La zone tampon permet d'éviter les transferts et d'épargner le milieu aquatique, qui est le vecteur de cette contamination. Il faut également penser en termes de zones refuge, de biodiversité et de multiplicité d'habitats. Il n'existe pas de solution miracle. Seule une combinaison de leviers permet d'améliorer les impacts. Il importe donc de pas raisonner uniquement en quantités de substances utilisées, mais en impacts. Les premiers plans Écophyto ont surtout raisonné en quantités, mais nous nous orientons de plus en plus vers les notions de risque et d'impact. Les Suisses disposent d'une longue expertise en la matière.

Le dernier levier est constitué par la réglementation. Dans la littérature scientifique internationale, il apparaît que les objectifs de la réglementation européenne sont vus comme suffisamment protecteurs et ambitieux. De fait, de nombreux substances et produits phytopharmaceutiques sont interdits en Europe mais encore utilisés dans d'autres parties du monde. Cette réglementation est en effet très exigeante mais elle nécessite, pour être appliquée, la production d'un grand nombre de données. Les objectifs sont ainsi ambitieux, mais les routines des procédures d'évaluation des risques et les critères de détermination des risques sont encore largement perfectibles.

Il est donc également nécessaire de faire appel aux savoirs non académiques et aux sciences humaines et sociales pour aider à la prise de décision. La réglementation ne permet pas d'éviter complètement la contamination du milieu, ni de protéger la biodiversité à hauteur des objectifs affichés.

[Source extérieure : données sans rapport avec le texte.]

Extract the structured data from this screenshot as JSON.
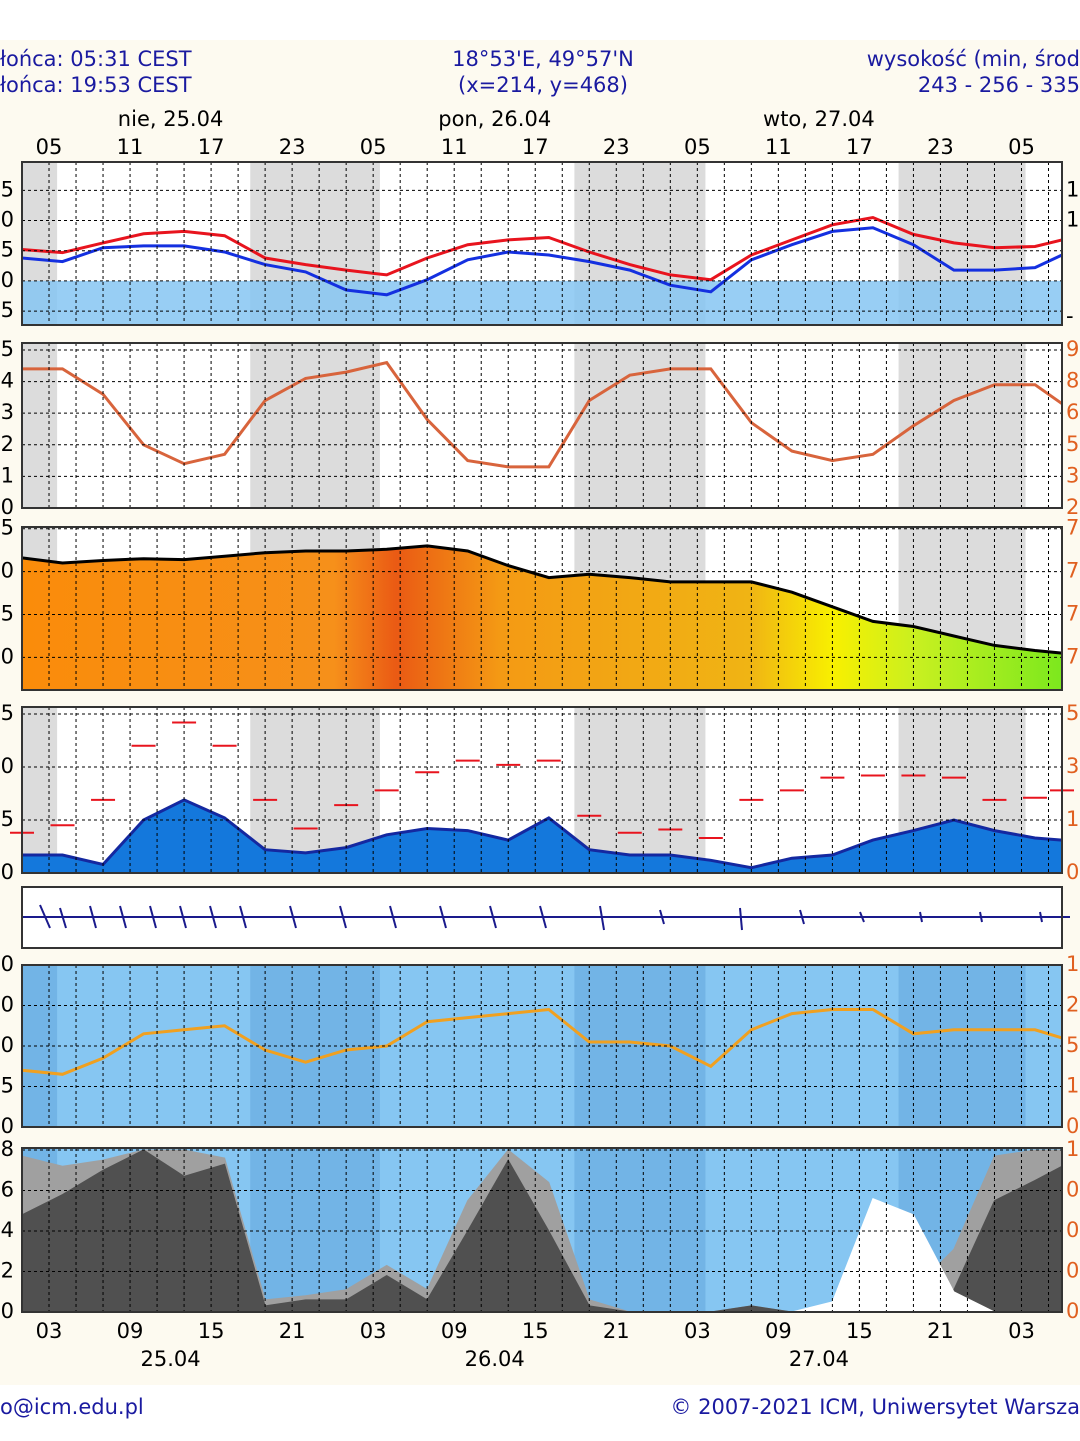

Pour y remédier, la littérature scientifique propose plusieurs pistes. Il s'agit d'abord de pistes réglementaires, comme de faire réaliser les études par des laboratoires indépendants et non par les firmes qui commercialisent les produits phytopharmaceutiques elles-mêmes. Tous les résultats des tests doivent être publiés pour permettre aux scientifiques d'y accéder, ce qui n'est pas toujours le cas à l'heure actuelle. Il faut également renforcer les suivis post autorisation. En France, le dispositif de phytopharmacovigilance permet de suivre le devenir et les impacts des substances une fois qu'elles sont présentes dans le milieu. Porté par l'Agence nationale de sécurité sanitaire de l'alimentation, de l'environnement et du travail (Anses), ce dispositif constitue une spécificité et un point fort de la France.

Il faut également se concentrer sur le passage de la connaissance scientifique à la prise de décision. Bien souvent, les scientifiques produisent de nombreux rapports dont les recommandations ne sont pas toujours appliquées, pour diverses raisons. Sans doute convient-il de revoir le processus, afin d'y apporter une plus grande souplesse. Enfin, les scientifiques doivent également faire l'effort de normaliser leurs approches ; de développer de nouveaux tests sur d'autres types d'espèces pour être plus représentatifs de la biodiversité et de sa complexité ; et enfin d'essayer de nouvelles méthodes et de nouveaux concepts pour aborder les questions de multi-stress.